Table 4 Bivariate and multivariate logistic regression model to identify factors associated with PET among elective adult patients operated under GATE at JMC (N = 308) Jimma, Ethiopia, 2024Older than or equal to 55-year-old patients had six times higher likelihood of having prolonged extubation (AOR = 5.7, 95% CI [2.62, 12.69]). Obese patients (≥ 30 kg/m2) were more than six times more likely to have PET (AOR = 6.6, 95% CI [2.37, 18.36]). The odds of having PET were more than four times higher among patients who have ASA physical status III compared to patients with ASAPS ≤ II (AOR 3.34, 95% CI [1.26, 8.80]). Patients treated with higher academic rank anesthesia providers are less likely to develop (AOR = 0.37, 95% CI [0.15, 0.93], p = 0.035, MSc) and (AOR = 0.25, 95% CI [0.07, 0.55], p = 0.002, anesthesiologist resident (2 and 3). The odds of having PET were 3.4 times higher in those who took BDZ compared to those who did not (AOR 3.42 [1.42, 8.25]). Similarly, the odds of having PET were 0.35 times lower among patients maintained with the isoflurane group when compared to those maintained with halothane (AOR = 0.35, 95% CI [0.15, 0.78]).

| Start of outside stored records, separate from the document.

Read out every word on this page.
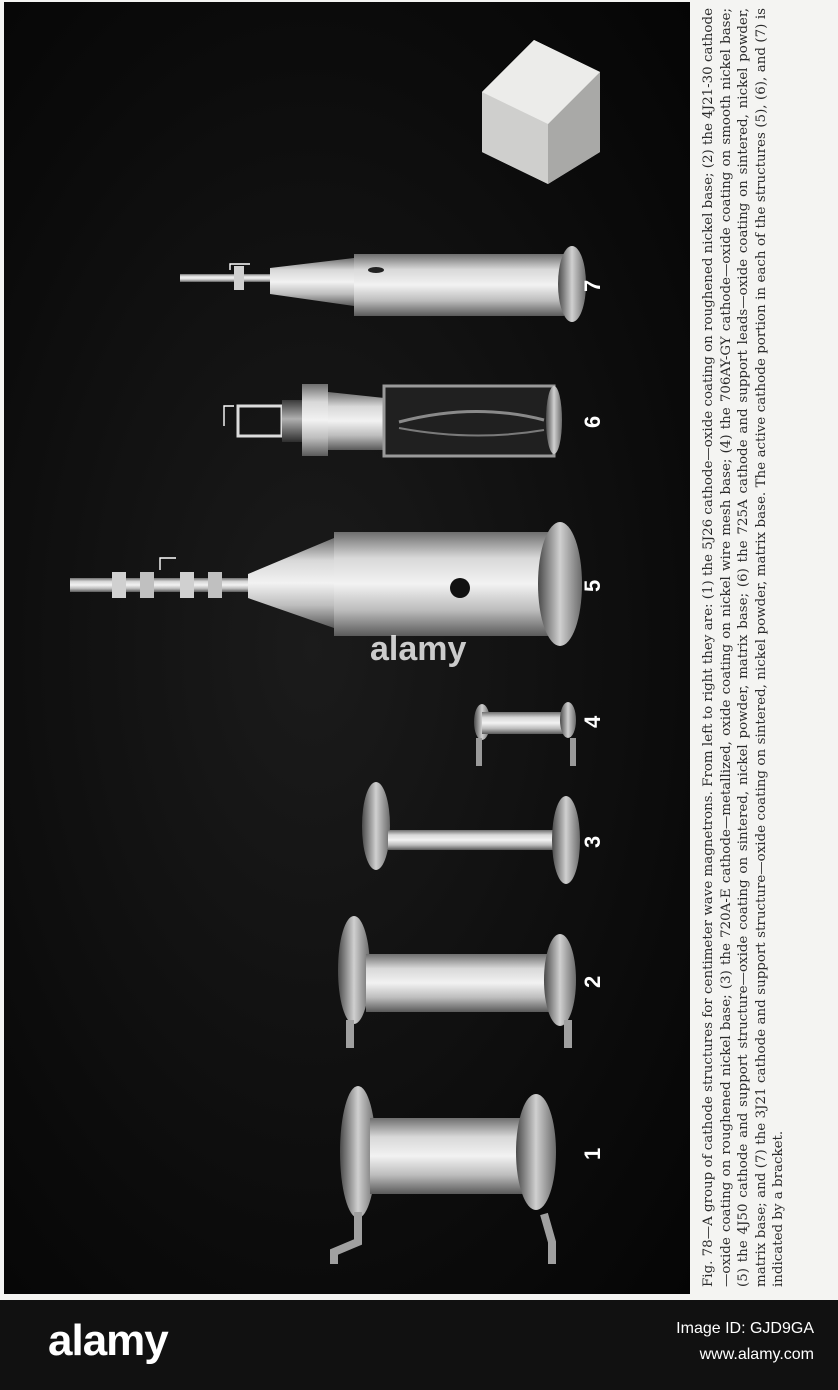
1
2
3
4
5
6
7
alamy	Fig. 78—A group of cathode structures for centimeter wave magnetrons. From left to right they are: (1) the 5J26 cathode—oxide coating on roughened nickel base; (2) the 4J21-30 cathode—oxide coating on roughened nickel base; (3) the 720A-E cathode—metallized, oxide coating on nickel wire mesh base; (4) the 706AY-GY cathode—oxide coating on smooth nickel base; (5) the 4J50 cathode and support structure—oxide coating on sintered, nickel powder, matrix base; (6) the 725A cathode and support leads—oxide coating on sintered, nickel powder, matrix base; and (7) the 3J21 cathode and support structure—oxide coating on sintered, nickel powder, matrix base. The active cathode portion in each of the structures (5), (6), and (7) is indicated by a bracket.
alamy	Image ID: GJD9GA
www.alamy.com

Patients who underwent procedures lasting more than 2 and half hours had a five times higher probability of developing PET (AOR = 5.2, 95% CI [2.32, 11.72]), and patients who were operated in the prone position had a 4.6 times higher probability of developing PET than those operated in the supine position (AOR = 4.68, 95% CI [1.56, 4.07]). The odds of having PET were nearly threefold higher among patients who were extubated in the afternoon compared to those who were extubated in the morning (AOR 2.67, 95% CI [1.56, 5.74]) (Table 4).